Yi Yunai, Sun Diya, Li Peixin, Kim Tae-Kyun, Xu Tianmin, Pei Yuru
Key Laboratory of Machine Perception (MOE), Department of Machine Intelligence, Peking University, Beijing, 100871 China.
Department of Electrical and Electronic Engineering, Imperial College London, London, UK.
Comput Vis Media (Beijing). 2022;8(2):257-272. doi: 10.1007/s41095-021-0241-9. Epub 2021 Dec 6.

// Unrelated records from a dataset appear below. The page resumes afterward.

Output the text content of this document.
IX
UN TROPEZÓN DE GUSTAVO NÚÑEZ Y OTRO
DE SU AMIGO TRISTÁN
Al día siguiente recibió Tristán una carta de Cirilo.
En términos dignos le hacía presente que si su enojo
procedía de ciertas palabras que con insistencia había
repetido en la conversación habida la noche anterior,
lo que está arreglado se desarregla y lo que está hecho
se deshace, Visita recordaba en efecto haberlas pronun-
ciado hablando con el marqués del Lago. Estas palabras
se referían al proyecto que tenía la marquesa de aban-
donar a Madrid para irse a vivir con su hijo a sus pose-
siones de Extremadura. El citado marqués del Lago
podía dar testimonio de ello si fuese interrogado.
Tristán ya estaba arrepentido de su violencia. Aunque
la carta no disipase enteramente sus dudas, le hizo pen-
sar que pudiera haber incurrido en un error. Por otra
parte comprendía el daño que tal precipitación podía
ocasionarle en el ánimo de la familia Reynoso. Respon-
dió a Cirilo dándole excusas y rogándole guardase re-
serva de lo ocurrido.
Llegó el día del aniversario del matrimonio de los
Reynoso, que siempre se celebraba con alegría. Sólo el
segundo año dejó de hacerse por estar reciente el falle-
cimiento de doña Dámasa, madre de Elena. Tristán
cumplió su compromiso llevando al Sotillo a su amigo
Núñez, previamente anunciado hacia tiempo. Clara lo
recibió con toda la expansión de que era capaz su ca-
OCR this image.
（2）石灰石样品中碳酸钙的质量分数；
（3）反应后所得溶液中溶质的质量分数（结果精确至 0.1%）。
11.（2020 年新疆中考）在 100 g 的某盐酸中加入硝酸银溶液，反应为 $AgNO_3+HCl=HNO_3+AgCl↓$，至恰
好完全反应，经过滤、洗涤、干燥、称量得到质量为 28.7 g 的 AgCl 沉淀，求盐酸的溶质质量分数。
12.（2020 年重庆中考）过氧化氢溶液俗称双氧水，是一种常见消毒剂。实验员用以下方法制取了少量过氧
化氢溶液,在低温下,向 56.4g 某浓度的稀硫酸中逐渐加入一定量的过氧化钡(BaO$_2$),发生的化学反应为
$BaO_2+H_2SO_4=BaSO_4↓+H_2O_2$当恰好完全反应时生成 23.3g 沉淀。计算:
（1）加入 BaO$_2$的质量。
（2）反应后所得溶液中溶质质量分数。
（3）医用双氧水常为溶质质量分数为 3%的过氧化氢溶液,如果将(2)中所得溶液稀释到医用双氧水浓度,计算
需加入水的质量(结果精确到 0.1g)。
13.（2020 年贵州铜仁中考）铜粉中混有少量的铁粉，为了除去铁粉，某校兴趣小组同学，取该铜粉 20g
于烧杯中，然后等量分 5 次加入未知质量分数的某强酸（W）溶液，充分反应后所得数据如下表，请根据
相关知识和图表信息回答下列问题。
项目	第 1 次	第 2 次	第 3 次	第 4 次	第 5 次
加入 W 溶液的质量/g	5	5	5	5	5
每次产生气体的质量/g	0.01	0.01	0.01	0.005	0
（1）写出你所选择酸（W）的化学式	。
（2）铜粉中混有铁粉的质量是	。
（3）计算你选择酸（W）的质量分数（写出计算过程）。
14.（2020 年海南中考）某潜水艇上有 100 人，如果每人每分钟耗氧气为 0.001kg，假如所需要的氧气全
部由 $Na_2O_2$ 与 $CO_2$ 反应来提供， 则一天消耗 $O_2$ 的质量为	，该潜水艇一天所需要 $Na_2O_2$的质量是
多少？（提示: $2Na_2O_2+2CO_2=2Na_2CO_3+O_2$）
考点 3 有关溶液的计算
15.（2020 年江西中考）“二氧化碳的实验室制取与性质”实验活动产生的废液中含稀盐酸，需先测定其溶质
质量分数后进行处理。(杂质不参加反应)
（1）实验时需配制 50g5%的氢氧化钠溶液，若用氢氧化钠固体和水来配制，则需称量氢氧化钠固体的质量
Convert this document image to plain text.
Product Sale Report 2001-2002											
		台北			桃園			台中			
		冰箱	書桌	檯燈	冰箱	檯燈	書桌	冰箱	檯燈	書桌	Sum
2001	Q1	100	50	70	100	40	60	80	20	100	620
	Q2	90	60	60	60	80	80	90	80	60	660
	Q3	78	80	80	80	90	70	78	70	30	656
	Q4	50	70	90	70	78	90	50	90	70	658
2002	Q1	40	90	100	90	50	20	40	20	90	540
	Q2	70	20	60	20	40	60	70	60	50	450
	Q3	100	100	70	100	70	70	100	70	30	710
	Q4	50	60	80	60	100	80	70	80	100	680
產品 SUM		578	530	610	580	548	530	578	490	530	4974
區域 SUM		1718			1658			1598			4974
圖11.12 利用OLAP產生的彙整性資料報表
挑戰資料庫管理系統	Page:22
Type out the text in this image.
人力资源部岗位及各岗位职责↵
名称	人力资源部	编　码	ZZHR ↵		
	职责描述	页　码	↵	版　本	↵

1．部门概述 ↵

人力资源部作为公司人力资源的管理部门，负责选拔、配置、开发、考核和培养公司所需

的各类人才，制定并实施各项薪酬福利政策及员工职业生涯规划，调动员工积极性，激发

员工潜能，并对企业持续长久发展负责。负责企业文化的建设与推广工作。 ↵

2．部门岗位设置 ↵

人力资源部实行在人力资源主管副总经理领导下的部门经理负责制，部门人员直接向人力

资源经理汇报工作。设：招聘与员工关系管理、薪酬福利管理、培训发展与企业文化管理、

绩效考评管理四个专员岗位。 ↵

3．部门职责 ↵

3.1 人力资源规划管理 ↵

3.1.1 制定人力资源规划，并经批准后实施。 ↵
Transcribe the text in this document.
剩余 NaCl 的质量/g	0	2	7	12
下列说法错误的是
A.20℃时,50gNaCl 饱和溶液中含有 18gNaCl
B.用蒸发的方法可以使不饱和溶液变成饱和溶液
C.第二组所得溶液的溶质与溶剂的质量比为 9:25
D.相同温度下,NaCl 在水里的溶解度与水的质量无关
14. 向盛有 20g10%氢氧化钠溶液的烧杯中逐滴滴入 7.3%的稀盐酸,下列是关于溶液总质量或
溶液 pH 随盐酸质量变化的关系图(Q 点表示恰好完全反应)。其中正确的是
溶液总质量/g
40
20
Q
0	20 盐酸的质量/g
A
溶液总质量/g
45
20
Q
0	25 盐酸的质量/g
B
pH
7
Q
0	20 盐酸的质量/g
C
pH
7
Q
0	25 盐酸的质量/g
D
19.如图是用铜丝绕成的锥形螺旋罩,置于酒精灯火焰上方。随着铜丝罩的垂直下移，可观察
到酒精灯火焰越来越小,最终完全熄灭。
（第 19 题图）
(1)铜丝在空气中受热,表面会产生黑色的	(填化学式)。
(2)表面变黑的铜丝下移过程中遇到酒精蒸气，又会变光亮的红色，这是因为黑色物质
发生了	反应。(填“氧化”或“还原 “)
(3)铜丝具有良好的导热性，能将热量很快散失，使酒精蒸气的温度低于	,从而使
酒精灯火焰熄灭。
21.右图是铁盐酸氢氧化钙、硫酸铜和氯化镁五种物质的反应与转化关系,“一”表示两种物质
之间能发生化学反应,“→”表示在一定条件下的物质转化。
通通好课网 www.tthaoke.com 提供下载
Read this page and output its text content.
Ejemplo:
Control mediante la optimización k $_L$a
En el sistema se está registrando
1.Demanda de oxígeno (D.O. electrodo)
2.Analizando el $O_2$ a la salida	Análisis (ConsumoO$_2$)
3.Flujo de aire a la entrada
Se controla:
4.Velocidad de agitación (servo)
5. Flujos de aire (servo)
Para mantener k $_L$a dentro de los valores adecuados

This paper presents an unsupervised clustering random-forest-based metric for affinity estimation in large and high-dimensional data. The criterion used for node splitting during forest construction can handle rank-deficiency when measuring cluster compactness. The binary forest-based metric is extended to continuous metrics by exploiting both the common traversal path and the smallest shared parent node. The proposed forest-based metric efficiently estimates affinity by passing down data pairs in the forest using a limited number of decision trees. A pseudo-leaf-splitting (PLS) algorithm is introduced to account for spatial relationships, which regularizes affinity measures and overcomes inconsistent leaf assign-ments. The random-forest-based metric with PLS facilitates the establishment of consistent and point-wise correspondences. The proposed method has been applied to automatic phrase recognition using color and depth videos and point-wise correspondence. Extensive experiments demonstrate the effectiveness of the proposed method in affinity estimation in a comparison with the state-of-the-art.
本文提出了一种基于无监督聚类随机森林的度量方法,用于在大型高维数据中估计亲和度。在森林构建过程中用于节点分裂的准则在测量聚类紧凑性时可以处理秩亏问题。基于二元森林的度量通过利用公共遍历路径和最小共享父节点扩展为连续度量。所提出的基于森林的度量通过在森林中使用有限数量的决策树向下传递数据对来有效地估计亲和度。引入了一种伪叶分裂(PLS)算法来考虑空间关系,该算法规范了亲和度度量并克服了不一致的叶分配问题。带有PLS的基于随机森林的度量有助于建立一致的逐点对应关系。所提出的方法已应用于使用彩色和深度视频以及逐点对应关系的自动短语识别。大量实验表明,与现有技术相比,所提出的方法在亲和度估计方面是有效的。